KONTAN.CO.ID - JAKARTA. Rupiah jatuh di hadapan dolar Amerika Serikat (AS) pada perdagangan Rabu (4/10). Pelemahan rupiah bahkan berpotensi menembus level Rp 16.000 per dolar AS. Pengamat Mata Uang Lukman Leong melihat, pelemahan rupiah dan mata uang Asia lainnya terhadap dolar AS akibat sentimen
risk off yang menyelimuti pasar. Hal itu dipicu naiknya imbal hasil obligasi Amerika yang disebabkan kekhawatiran prospek suku bunga The Fed, setelah dana tenaga kerja Jolts lebih kuat. Alhasil, rupiah spot ditutup koreksi 0,34% ke Rp 15.634 per dolar AS pada perdagangan, Rabu (4/10). Ini menjadi penutupan rupiah spot terburuk sepanjang tahun 2023.
Sama halnya dengan pergerakan rupiah di pasar spot, rupiah Jisdor Bank Indonesia (BI) juga melemah ke level terburuknya di tahun ini. Rupiah Jisdor BI ditutup pada level Rp 15.636 per dolar AS, serta melemah 0,23% dibandingkan hari kemarin.

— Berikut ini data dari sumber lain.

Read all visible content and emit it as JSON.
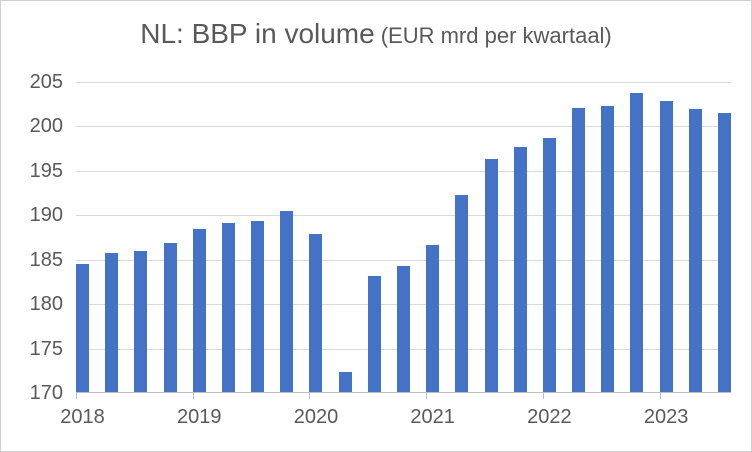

Baca Juga: Rupiah Spot Ditutup Melemah ke Rp 15.634 Per Dolar AS, Terburuk Sepanjang 2023 Lukman memperkirakan rupiah masih akan tertekan laju dolar AS di perdagangan besok, Kamis (5/10). Di mana, investor kembali menantikan data penting AS malam ini yaitu ISM Service dan perubahan data tenaga kerja alias ADP Employement Change
. Rupiah bahkan berpotensi lebih dalam terperosok ke level terburuknya, hingga menembus Rp 16.000 per dolar AS di sisa tahun ini. Sentimen utama masih seputar tangguhnya dolar AS dan perlambatan ekonomi global terutama China. “Namun saya melihat Bank Indonesia akan berusaha intervensi agar menahan pelemahan rupiah tidak sampai di bawah level tersebut. Jika tidak ada intervensi, kemungkinan rupiah bakal tembus Rp 16.000 per dolar AS di pertemuan FOMC November,” kata Lukman kepada Kontan.co.id, Rabu (4/10). Direktur Laba Forexindo Berjangka Ibrahim Assuaibi mengamati, investor saat ini tengah mengantisipasi kebijakan moneter restriktif dalam jangka waktu yang lebih lama karena ketahanan ekonomi AS yang luas, sehingga semakin memperkuat posisi dolar AS di pasar mata uang global. “Hal tersebut dibarengi dengan pandangan
hawkish dari Federal Reserve dan imbal hasil US Treasury tertinggi dalam 16 tahun,” jelas Ibrahim dalam riset harian, Rabu (4/10). Ibrahim mengatakan, putaran baru inflasi, serta kekhawatiran kenaikan suku bunga telah mengangkat Dolar karena sejumlah pembuat kebijakan The Fed pada Selasa (3/10) mengisyaratkan kenaikan suku bunga lagi pada November atau Desember. Langkah itu dilakukan untuk menjaga inflasi tetap terkendali dan mendekati target bank sentral AS sebesar 2% dari posisi saat ini 3,7%. Meskipun inflasi telah menurun secara signifikan dari angka tertinggi dalam empat dekade terakhir, namun kenaikan harga minyak yang tidak terkendali menimbulkan kekhawatiran negara-negara non penghasil minyak yang merupakan negara dengan populasi terbesar di dunia.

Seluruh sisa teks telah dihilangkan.